Звонок на рассвете | страница 2



Вот и сегодня стоит Почечуев в Соловьевском саду под зонтиком перед обелиском в честь полководца Румянцева, а на песочек дорожки падают веселые дождевые капли. То есть самая размилейшая погода. Если взглянуть на календарик ручных часов, можно уловить, как весна арифметически переходит в лето: отсчитывается последний день мая. В прорехе между двумя тучами висит молодое цветущее солнце. А над городом шумит дождь. Но вот тучи сомкнулись, захлопнув солнце, и дождь грянул сильнее.

К Почечуеву подошла незнакомая собака и встала под его зонтик. Прежде Иван Лукич мог бы и отпихнуть непрошеную гостью от себя. Сказать ей грубо: «Кыш!» Сейчас он этого не сделал. Он рассуждал примерно так: «Я одинок, и собака без сопровождения. Зонтика у нее нету. Пусть пользуется моим, шалава...»

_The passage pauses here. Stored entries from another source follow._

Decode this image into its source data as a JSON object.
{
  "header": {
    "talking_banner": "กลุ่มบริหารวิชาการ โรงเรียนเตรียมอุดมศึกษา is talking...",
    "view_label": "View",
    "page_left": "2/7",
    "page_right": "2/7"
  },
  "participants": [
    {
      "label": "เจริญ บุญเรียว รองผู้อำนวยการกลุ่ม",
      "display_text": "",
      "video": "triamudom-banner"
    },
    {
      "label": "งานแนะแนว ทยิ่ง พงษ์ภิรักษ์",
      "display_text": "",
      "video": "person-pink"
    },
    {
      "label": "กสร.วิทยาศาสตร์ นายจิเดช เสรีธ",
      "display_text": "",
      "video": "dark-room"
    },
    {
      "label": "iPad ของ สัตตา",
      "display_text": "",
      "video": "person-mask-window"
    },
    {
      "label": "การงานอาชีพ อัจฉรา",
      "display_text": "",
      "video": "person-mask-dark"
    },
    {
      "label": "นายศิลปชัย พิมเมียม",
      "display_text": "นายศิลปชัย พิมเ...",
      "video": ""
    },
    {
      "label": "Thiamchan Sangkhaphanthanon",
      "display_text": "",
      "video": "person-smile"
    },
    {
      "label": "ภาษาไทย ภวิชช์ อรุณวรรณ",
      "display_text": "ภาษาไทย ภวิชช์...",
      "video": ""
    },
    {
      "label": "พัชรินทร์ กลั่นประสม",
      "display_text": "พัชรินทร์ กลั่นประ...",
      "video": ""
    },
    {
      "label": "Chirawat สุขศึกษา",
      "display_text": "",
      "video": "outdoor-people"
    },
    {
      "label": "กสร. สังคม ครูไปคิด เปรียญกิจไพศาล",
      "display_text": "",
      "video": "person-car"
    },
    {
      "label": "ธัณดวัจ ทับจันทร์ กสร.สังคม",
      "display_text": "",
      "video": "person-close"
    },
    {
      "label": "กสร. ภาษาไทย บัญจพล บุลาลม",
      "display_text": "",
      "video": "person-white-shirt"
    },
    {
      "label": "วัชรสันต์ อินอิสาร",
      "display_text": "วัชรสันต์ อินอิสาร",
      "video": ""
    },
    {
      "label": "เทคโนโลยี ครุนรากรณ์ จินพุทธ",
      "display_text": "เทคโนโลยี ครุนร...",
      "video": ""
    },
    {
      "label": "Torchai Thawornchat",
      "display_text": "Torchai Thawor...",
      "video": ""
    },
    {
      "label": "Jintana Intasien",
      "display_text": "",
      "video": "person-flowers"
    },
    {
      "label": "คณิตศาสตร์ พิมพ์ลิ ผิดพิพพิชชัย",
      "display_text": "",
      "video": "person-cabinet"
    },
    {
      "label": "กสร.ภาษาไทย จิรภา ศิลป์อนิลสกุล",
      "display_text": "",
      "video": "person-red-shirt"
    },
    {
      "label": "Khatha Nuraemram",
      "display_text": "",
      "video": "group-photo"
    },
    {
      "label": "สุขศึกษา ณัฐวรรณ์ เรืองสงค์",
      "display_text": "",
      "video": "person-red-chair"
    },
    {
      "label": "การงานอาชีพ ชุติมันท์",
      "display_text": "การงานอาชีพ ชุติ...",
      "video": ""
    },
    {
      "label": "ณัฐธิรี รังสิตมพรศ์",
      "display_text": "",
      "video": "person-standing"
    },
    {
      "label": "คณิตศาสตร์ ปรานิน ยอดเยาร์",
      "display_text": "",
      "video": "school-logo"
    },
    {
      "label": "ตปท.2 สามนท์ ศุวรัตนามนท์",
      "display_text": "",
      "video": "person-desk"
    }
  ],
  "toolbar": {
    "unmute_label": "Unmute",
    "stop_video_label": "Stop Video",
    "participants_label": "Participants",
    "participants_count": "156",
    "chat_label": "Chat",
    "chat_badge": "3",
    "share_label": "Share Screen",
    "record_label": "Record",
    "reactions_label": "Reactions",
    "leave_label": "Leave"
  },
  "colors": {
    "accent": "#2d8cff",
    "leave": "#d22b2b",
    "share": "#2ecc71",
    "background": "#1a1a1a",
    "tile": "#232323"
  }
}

Рассудив таким образом, Почечуев улыбнулся собаке. Улыбнувшись, подумал: «Добрый я нынче какой-то... С чего бы это? Видать, к финишу дело. Может, зачтется где? Доброта то есть... Вот болеть начал, старым делаюсь. На теле в одном месте доктор увеличение обнаружил. Место одно в организме увеличилось в объеме. А что, как того?.. Нет уж. Стоп, себе говорю. Черные мыселькн только потревожь, сразу в душе лягушки заквакают, разные жучки-плавунцы из глубины повыныривают, пиявки поприсосутся — не оттянешь! Для чего мне такая печаль? Человек я свободный, одинокий. Ухаживать за мной некому. Коллектив меня на пенсию проводил, а сам дальше пошел. Жена, то есть Маня-физкультурница, жить вместе чинно-благородно не пожелала, к другому ушла. Десять лет, как врозь. Непостоянная оказалась. И ведь не бил физически, не уродовал. Перегаром винным не отравлял существование. Заскучала, насупилась. Одной ей, что ли, скучно на белом свете? И ему, Почечуеву, грустно случается. Бывало, скажешь ей: «Марусечка, за что. обижаешь? За мою хлеб соль вкусную? За духи-помаду драгоценную? За что гнешь, как чалку? Смотри, переломишь — хрустну!» И вдруг сама сбежала... Теперь бы он ей, понятное дело, так не говорил, теперь бы он промолчал, в тряпочку или по голове Маню погладил. Ан — поздно спохватился: сбежала. Как померла. Потому что даже тряпочек своих не забрала. Все оставила. Даже самое интимное: чулочки, трусики. Ежели б не записка: «Прощай, Почечуев, скучно с тобой. Обманул ты мои планы». Ежели б не записка сия, хоть в неестественную силу верить начинай. Или во всесоюзный розыск кидайся...»

Очнувшись от воспоминаний, Почечуев не обнаружил у себя под зонтиком собаки. «Вот и эта, косолапая, сбежала... И все они так: подойдут, обнюхают и — прочь. А ты, значит, стой на дороге один, соображай, как тебе дальше линию свою проводить».